Schematic is a templating engine for Laravel that generates JSON Schema definitions from your templates. It is designed for use with LLM structured output APIs such as those provided by OpenAI and Anthropic, allowing you to define templates with typed fields and automatically produce valid JSON Schema for tool use and structured responses. Templates can be persisted to the database or created as ephemeral (in-memory) templates for on-the-fly use without any database overhead.

Installation

Install Schematic via Composer:

composer require yannelli/schematic

After installing, publish and run the migrations:

php artisan vendor:publish --tag=schematic-migrations
php artisan migrate

You may optionally publish the configuration file:

php artisan vendor:publish --tag=schematic-config

Configuration

The Schematic configuration file is located at config/schematic.php. Each configuration option is documented below.

JSON Schema Defaults

The schema options control the defaults used when generating JSON Schema output:

Option Environment Variable Default Description
schema.draft https://json-schema.org/draft/2020-12/schema The JSON Schema draft URI included in schema documents.
schema.strict true When enabled, all generated schemas include additionalProperties: false.

Custom Models

If you need to extend the base Schematic models, you may specify your custom model classes in the models configuration array. See Extending Models for details.

Creating Templates

To create a new template, use the Schematic facade's create method:

use Yannelli\Schematic\Facades\Schematic;

$template = Schematic::create(
    slug: 'psychiatric-evaluation',
    name: 'Psychiatric Evaluation Note',
    description: 'Standard psychiatric evaluation template for initial patient encounters',
);

Adding Sections

Once a template has been created, you may add sections to it using the addSection method.
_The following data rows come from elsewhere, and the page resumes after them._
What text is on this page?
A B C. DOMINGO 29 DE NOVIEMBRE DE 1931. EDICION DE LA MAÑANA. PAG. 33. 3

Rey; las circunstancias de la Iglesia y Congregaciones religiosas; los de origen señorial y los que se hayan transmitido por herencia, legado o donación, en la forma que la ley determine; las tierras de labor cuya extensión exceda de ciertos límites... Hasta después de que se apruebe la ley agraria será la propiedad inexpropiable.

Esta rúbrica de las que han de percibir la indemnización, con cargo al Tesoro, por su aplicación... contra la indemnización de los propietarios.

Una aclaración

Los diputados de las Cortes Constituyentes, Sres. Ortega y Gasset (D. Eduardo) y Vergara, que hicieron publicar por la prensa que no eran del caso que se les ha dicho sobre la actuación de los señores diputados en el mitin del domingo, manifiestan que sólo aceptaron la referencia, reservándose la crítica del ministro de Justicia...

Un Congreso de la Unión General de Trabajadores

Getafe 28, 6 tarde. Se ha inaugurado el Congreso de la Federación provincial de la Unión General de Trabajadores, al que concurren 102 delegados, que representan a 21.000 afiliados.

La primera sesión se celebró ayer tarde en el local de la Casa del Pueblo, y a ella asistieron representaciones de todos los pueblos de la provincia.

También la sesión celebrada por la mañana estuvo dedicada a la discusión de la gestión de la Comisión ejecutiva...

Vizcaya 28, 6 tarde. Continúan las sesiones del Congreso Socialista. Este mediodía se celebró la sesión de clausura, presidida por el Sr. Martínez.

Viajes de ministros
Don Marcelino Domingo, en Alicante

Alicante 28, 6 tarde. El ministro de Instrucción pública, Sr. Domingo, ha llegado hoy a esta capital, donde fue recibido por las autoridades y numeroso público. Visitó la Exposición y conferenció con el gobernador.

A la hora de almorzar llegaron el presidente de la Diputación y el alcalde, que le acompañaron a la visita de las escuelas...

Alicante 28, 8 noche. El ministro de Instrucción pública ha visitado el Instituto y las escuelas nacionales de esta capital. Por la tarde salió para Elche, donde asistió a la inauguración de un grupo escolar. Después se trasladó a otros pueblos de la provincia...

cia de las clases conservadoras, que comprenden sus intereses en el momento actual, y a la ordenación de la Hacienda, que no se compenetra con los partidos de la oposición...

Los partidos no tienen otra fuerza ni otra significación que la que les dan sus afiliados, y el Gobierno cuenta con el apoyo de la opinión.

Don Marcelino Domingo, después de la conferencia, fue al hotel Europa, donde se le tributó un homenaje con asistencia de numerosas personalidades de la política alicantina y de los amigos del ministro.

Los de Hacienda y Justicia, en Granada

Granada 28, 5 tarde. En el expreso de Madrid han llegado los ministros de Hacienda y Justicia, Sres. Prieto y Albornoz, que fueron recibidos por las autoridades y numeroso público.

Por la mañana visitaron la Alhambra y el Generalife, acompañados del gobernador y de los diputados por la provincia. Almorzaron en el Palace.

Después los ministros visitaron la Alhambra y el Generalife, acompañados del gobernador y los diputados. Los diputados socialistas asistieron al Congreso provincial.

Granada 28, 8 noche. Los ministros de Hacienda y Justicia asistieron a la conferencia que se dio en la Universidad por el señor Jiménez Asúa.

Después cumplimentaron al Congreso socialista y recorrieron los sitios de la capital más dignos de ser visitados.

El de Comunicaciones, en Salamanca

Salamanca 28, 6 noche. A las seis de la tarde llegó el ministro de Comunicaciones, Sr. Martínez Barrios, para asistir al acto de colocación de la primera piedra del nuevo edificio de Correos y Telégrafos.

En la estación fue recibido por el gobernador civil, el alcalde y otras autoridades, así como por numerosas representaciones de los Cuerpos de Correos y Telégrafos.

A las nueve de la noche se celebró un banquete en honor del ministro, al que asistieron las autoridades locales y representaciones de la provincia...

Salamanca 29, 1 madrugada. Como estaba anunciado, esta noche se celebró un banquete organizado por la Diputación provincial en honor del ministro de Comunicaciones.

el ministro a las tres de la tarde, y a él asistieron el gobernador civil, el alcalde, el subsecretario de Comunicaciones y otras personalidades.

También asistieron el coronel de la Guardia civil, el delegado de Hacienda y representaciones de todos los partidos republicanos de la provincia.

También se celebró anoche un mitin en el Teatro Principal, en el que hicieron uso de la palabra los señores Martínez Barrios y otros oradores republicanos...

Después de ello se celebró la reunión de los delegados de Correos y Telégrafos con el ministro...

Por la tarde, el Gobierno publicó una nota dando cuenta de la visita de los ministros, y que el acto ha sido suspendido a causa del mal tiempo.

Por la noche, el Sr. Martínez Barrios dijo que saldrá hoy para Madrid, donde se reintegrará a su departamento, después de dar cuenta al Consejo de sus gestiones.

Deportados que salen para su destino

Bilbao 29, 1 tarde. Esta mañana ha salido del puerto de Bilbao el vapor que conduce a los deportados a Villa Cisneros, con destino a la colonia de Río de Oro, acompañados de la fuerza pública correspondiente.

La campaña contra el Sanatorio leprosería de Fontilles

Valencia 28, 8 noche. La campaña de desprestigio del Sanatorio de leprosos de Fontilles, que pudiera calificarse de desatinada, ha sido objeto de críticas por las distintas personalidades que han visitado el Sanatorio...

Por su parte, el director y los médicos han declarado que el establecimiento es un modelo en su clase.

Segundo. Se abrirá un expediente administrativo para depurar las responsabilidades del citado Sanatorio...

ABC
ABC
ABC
Each section defines a portion of the template with its own content, fields, and optional example data:

$template->addSection(
    slug: 'chief-complaint',
    name: 'Chief Complaint',
    description: 'The primary reason the patient is seeking treatment',
    content: 'Chief Complaint: {{ complaint }}',
    fields: [
        [
            'name' => 'complaint',
            'type' => 'string',
            'description' => 'The patient\'s primary complaint in their own words',
            'required' => true,
            'nullable' => false,
        ],
    ],
    examples: [
        'complaint' => 'Patient reports increasing anxiety over the past 3 months',
    ],
);

Defining Fields

Each field in a section requires a name, type, and description. You may also specify whether the field is required or nullable:

$template->addSection(
    slug: 'mental-status-exam',
    name: 'Mental Status Exam',
    description: 'Structured mental status examination findings',
    content: <<<'TPL'
## Mental Status Exam
- Appearance: {{ appearance }}
- Mood: {{ mood }}
- Affect: {{ affect }}
- Thought Process: {{ thought_process }}
@if(suicidal_ideation)
- **Suicidal Ideation: {{ suicidal_ideation }}**
@endif
TPL,
    fields: [
        ['name' => 'appearance', 'type' => 'string', 'description' => 'General appearance and grooming'],
        ['name' => 'mood', 'type' => 'string', 'description' => 'Patient\'s self-reported mood'],
        ['name' => 'affect', 'type' => 'enum', 'description' => 'Observed affect', 'enum' => ['flat', 'blunted', 'constricted', 'full', 'labile']],
        ['name' => 'thought_process', 'type' => 'string', 'description' => 'Organization and flow of thoughts'],
        ['name' => 'suicidal_ideation', 'type' => 'string', 'description' => 'Details of suicidal ideation if present', 'required' => false, 'nullable' => true],
    ],
    examples: [
        'appearance' => 'Well-groomed, appropriately dressed, good hygiene',
        'mood' => 'Anxious',
        'affect' => 'constricted',
        'thought_process' => 'Linear and goal-directed',
        'suicidal_ideation' => null,
    ],
);

When a field's type is set to enum, you should provide an enum array containing the allowed values. Fields are required by default; set required to false and nullable to true for optional fields.

Array & Object Fields

For more complex data structures, you may define fields with array and object types. Array fields require an items key describing the structure of each element:

$template->addSection(
    slug: 'diagnoses',
    name: 'Diagnoses',
    content: <<<'TPL'
## Diagnoses
@foreach(diagnoses as dx)
- {{ dx.code }}: {{ dx.description }}
@endforeach
TPL,
    fields: [
        [
            'name' => 'diagnoses',
            'type' => 'array',
            'description' => 'List of ICD-10 diagnoses',
            'items' => [
                'type' => 'object',
                'properties' => [
                    'code' => ['type' => 'string', 'description' => 'ICD-10 code'],
                    'description' => ['type' => 'string', 'description' => 'Diagnosis description'],
                ],
                'required' => ['code', 'description'],
            ],
        ],
    ],
    examples: [
        'diagnoses' => [
            ['code' => 'F41.1', 'description' => 'Generalized anxiety disorder'],
            ['code' => 'F32.1', 'description' => 'Major depressive disorder, single episode, moderate'],
        ],
    ],
);

Ephemeral Templates

Ephemeral templates are in-memory templates that are not persisted to the database. They are useful for one-off or dynamic templates that you build at runtime — no migrations or database queries required.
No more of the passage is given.